As important, Goldman is a cult. I say that as a former employee, based not just on my experience a very long time ago (boy, am I getting old, more than 25 years ago) but also on reports I get from recruits and what I can infer from press reports. If anything the firm has become more inward looking over the years(emphasis mine)
The people there honestly believe that working for Goldman is the most elevated calling (Blankfein’s bizarre-sounding “Doing God’s work” remark no doubt resonated within the firm) and doing anything else is a fall from grace. Seriously. People who exit Goldman typically take a year or two to get over it the deeply-inculcated belief that departure = failure (this isn’t my own response; I’ve had a number of men volunteer that to me). Similarly, the first person I met at Goldman, which was through personal contacts, made it clear he was blocked in her career (his boss was too close to her in age) said he couldn’t possibly work for another firm. It wasn’t that he had assessed the tradeoffs and decided on balance it was still better to stay; he literally recoiled on a psychological level from the idea of departing. That sort of deep indoctrination was not at all unusual.
And people who had managed not to imbibe the Kool Aid were viewed with some suspicion. I left as a pretty junior person; the only reason I was remembered was a woman in investment banking in the early 1980s was an unusual commodity. Someone who checked out my reputation years after my departure said the party line on me was “She could have made partner, but we would have had to break her.”

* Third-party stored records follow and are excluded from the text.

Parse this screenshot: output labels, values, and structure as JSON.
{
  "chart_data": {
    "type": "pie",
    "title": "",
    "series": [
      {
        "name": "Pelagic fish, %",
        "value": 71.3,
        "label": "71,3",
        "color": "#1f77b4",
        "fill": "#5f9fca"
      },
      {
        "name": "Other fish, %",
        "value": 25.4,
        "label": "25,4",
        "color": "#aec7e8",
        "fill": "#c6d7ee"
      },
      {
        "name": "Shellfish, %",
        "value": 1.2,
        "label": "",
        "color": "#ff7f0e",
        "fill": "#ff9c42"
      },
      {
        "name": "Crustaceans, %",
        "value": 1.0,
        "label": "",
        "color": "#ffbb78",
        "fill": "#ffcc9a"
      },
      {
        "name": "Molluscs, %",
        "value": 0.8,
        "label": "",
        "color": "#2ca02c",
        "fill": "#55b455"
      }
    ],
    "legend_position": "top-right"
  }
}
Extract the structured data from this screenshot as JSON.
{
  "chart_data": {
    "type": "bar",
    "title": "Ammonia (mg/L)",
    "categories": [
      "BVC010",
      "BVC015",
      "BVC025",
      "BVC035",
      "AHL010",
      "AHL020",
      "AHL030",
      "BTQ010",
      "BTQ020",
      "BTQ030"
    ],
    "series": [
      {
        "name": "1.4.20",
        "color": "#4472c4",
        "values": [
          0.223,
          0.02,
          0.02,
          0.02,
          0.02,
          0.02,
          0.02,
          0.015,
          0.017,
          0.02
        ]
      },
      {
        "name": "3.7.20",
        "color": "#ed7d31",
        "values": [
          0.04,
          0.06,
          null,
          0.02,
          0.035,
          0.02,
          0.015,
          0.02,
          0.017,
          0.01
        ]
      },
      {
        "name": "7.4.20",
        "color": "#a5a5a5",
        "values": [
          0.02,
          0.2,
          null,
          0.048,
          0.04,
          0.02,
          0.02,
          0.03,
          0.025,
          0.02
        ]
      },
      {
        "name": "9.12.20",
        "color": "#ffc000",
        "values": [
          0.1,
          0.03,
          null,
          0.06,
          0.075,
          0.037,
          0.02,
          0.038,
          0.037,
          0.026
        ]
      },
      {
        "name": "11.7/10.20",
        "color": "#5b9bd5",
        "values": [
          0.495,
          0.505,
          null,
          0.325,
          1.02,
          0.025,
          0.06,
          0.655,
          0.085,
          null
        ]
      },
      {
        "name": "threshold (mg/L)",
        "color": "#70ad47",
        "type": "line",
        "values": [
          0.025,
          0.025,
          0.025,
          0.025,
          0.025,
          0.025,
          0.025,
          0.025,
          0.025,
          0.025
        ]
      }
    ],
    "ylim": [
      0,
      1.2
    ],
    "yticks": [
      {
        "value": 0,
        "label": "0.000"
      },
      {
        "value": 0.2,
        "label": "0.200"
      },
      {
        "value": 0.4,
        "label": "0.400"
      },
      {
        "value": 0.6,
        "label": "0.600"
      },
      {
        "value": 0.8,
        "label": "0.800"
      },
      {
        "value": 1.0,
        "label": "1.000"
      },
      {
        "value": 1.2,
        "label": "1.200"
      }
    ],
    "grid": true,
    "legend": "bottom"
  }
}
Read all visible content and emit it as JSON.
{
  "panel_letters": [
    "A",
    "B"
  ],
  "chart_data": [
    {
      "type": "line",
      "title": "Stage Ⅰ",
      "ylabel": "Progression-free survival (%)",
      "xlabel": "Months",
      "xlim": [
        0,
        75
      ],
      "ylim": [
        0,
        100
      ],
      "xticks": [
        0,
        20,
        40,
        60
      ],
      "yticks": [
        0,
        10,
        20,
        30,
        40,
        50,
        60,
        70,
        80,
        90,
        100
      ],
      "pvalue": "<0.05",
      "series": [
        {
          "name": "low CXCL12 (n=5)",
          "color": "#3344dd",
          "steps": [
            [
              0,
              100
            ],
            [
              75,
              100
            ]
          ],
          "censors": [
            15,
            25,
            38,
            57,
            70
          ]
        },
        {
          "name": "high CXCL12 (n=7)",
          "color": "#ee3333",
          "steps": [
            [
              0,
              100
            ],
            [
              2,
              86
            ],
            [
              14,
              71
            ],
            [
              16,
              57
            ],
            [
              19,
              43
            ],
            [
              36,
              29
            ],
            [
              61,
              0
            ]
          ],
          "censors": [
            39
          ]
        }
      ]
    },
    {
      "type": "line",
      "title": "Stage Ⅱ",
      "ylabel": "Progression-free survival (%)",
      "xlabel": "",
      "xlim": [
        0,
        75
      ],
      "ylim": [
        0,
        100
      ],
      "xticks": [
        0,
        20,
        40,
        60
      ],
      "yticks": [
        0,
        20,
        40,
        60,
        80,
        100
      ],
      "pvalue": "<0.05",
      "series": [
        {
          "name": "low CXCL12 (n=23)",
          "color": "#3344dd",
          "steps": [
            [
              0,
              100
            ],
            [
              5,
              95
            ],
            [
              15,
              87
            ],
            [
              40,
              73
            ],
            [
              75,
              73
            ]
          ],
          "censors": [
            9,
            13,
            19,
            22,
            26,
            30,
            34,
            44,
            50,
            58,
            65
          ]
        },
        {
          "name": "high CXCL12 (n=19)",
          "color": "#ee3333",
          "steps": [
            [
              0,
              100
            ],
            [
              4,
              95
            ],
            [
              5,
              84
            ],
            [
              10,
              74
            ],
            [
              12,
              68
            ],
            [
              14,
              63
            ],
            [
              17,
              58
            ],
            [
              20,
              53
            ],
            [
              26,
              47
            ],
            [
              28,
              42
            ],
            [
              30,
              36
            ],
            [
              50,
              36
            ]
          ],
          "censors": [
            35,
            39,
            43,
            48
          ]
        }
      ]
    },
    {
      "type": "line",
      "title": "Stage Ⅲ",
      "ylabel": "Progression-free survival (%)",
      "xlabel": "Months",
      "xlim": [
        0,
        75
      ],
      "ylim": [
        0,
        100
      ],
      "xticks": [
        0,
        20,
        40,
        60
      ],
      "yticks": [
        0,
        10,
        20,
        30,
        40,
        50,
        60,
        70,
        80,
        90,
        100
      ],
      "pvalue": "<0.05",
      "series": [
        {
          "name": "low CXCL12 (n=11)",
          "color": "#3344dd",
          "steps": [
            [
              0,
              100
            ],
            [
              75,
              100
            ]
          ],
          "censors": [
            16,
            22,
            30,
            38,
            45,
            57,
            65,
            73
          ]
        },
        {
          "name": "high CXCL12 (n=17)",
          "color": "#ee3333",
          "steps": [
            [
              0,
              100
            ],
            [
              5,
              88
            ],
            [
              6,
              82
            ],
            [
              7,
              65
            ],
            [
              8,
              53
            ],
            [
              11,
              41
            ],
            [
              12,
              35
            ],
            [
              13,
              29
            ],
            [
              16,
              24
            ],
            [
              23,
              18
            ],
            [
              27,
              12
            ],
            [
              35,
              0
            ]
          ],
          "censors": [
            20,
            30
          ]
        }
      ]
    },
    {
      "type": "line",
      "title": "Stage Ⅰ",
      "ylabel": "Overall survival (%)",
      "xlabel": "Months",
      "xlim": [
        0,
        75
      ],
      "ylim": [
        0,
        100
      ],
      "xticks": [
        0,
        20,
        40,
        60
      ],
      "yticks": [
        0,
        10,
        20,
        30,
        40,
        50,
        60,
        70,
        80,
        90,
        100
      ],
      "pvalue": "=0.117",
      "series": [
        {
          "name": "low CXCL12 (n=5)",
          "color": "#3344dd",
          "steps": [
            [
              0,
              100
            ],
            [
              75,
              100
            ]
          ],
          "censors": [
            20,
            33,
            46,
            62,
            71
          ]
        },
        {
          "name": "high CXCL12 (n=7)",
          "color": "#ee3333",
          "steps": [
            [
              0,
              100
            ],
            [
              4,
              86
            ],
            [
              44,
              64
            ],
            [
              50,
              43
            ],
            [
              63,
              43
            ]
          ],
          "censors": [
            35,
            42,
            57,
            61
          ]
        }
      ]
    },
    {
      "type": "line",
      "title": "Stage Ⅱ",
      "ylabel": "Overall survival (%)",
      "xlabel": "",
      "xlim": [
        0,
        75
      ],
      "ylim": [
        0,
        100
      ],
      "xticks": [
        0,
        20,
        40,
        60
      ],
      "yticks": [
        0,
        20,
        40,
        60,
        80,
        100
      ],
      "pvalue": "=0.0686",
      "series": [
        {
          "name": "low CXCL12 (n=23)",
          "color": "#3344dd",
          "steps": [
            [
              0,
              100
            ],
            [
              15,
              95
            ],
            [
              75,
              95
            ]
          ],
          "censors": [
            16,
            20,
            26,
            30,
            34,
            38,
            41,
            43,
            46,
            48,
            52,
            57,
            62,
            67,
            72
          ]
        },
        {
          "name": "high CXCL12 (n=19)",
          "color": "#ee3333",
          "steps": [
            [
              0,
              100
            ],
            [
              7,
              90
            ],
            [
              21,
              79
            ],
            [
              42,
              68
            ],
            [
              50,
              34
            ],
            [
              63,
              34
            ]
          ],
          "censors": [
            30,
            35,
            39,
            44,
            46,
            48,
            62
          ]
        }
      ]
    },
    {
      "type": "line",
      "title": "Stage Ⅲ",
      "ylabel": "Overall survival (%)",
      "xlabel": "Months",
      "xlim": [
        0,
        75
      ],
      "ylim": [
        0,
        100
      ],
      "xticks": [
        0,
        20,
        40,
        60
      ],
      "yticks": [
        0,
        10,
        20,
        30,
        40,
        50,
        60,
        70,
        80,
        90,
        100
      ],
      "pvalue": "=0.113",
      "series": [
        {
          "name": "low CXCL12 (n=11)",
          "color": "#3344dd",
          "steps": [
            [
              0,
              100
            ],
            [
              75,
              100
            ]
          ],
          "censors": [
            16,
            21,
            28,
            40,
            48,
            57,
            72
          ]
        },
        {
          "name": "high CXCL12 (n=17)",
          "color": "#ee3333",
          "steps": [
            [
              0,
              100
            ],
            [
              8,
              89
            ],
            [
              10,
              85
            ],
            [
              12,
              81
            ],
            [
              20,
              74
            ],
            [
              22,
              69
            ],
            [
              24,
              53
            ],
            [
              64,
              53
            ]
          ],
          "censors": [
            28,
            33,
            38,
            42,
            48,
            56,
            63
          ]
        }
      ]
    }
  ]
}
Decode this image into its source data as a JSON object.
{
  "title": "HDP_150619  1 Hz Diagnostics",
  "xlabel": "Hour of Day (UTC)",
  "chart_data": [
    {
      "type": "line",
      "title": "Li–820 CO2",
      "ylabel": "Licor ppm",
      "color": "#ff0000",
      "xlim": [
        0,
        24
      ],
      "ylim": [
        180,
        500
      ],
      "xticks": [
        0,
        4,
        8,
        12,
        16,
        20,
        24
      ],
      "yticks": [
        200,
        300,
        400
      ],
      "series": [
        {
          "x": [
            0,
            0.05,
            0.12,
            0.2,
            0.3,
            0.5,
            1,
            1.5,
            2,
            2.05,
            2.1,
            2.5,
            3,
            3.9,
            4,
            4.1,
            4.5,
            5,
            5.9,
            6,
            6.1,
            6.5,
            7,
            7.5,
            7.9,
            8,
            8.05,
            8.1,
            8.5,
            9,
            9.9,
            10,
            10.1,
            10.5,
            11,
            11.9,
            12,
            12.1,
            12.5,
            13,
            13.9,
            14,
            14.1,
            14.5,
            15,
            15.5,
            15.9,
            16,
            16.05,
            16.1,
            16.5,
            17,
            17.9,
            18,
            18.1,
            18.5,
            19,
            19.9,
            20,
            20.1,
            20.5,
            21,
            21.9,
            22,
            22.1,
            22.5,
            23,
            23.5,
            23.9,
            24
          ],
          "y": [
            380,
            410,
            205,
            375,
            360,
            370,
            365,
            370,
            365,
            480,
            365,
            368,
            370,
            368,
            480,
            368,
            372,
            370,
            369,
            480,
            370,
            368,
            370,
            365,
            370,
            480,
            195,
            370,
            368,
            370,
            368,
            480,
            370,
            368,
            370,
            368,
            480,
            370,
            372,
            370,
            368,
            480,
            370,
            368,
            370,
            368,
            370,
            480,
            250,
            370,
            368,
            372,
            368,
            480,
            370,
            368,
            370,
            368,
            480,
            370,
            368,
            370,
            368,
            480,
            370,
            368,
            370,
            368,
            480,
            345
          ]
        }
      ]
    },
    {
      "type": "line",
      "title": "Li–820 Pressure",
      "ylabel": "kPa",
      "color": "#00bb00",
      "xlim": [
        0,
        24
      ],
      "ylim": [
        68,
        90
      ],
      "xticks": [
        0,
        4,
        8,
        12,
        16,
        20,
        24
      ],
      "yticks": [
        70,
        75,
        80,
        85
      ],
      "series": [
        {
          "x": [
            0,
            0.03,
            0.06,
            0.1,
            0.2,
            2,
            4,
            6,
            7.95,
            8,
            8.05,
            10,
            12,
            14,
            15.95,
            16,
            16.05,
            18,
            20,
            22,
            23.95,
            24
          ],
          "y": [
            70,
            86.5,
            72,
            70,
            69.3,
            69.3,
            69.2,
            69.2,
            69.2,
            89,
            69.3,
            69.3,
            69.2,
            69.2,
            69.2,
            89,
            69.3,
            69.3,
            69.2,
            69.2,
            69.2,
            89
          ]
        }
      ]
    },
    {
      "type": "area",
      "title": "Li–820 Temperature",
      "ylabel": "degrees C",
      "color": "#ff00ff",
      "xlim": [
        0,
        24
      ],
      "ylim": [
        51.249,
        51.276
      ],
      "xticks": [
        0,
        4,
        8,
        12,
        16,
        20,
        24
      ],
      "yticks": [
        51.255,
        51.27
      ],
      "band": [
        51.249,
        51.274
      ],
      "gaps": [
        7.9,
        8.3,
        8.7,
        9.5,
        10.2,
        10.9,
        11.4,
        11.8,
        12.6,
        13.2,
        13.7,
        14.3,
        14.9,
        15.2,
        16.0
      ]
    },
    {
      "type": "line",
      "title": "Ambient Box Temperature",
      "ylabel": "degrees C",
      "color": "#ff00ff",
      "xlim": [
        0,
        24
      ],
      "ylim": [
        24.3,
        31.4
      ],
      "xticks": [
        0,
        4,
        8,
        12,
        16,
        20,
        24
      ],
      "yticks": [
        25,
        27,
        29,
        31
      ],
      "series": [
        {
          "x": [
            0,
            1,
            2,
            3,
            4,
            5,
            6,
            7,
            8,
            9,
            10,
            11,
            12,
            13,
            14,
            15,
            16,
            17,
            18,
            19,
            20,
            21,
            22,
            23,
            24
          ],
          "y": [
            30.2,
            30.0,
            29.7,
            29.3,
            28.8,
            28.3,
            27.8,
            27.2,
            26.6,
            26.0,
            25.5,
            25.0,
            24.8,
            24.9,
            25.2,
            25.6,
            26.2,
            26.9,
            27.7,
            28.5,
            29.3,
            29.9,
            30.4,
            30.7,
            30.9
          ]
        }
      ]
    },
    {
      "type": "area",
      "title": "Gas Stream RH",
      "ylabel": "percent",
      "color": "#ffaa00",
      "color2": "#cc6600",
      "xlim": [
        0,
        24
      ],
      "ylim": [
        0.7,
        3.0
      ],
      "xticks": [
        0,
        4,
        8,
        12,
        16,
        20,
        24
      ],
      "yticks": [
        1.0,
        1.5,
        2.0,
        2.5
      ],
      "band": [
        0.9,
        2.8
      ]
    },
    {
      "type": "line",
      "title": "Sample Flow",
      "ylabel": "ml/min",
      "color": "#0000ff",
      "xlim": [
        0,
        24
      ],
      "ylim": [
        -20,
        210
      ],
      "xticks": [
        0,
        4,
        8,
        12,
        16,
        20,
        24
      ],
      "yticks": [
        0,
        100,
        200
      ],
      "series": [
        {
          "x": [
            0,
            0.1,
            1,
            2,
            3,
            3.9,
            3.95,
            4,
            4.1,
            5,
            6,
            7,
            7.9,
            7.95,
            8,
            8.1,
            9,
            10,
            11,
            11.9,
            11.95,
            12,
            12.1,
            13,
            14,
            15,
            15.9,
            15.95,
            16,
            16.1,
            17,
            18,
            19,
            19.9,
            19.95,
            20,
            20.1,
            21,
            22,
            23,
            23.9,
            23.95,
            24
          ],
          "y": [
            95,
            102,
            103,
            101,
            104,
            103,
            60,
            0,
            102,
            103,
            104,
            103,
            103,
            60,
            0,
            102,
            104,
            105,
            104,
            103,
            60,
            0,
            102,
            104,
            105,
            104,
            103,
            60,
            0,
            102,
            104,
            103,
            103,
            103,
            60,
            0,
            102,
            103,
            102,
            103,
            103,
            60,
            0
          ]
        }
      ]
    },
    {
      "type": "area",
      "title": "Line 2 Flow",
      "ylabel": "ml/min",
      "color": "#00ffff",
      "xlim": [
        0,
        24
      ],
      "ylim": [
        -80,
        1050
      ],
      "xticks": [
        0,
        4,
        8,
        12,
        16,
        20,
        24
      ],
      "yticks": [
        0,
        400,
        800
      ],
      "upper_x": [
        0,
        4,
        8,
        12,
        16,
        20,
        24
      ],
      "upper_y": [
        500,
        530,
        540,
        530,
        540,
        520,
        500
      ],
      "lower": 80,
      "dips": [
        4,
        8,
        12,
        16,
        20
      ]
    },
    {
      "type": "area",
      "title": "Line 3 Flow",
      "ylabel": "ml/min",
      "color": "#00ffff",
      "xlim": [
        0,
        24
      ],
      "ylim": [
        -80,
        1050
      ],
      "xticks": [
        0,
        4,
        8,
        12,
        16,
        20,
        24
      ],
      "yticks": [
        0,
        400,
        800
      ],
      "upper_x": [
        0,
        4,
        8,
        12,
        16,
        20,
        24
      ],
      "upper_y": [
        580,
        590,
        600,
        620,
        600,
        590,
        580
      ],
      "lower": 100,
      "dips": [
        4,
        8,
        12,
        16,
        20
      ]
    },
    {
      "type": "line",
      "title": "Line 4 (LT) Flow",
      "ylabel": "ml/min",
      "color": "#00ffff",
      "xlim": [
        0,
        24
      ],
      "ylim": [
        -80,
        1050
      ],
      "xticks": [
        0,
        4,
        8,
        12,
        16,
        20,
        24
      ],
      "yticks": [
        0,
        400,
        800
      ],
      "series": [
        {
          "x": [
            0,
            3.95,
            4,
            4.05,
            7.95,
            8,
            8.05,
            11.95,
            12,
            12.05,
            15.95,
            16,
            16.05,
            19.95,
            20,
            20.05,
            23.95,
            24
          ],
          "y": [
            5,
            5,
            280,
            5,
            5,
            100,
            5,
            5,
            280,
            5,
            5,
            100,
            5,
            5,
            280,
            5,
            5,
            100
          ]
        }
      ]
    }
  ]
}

I kind of thought that it was just ordinary greed, but this revelation says a lot.
In the United States these days, we tend to try to describe everything in terms of profit and loss, with greed as a motivator.
But profit and loss do not describe anything. If they did, then the Randroid nut jobs out there would be right, and discrimination would have ended, because it interferes with the most efficient flow of commerce.
Goldman Sachs is a cult, and really do believe that they are doing God's work.
This is so f%$#ing creepy.
*Alas, I cannot claim credit for the bon mot describing Goldman Sachs as a, "great vampire squid wrapped around the face of humanity, relentlessly jamming its blood funnel into anything that smells like money." This was coined by the great Matt Taibbi, in his article on the massive criminal conspiracy investment firm, The Great American Bubble Machine.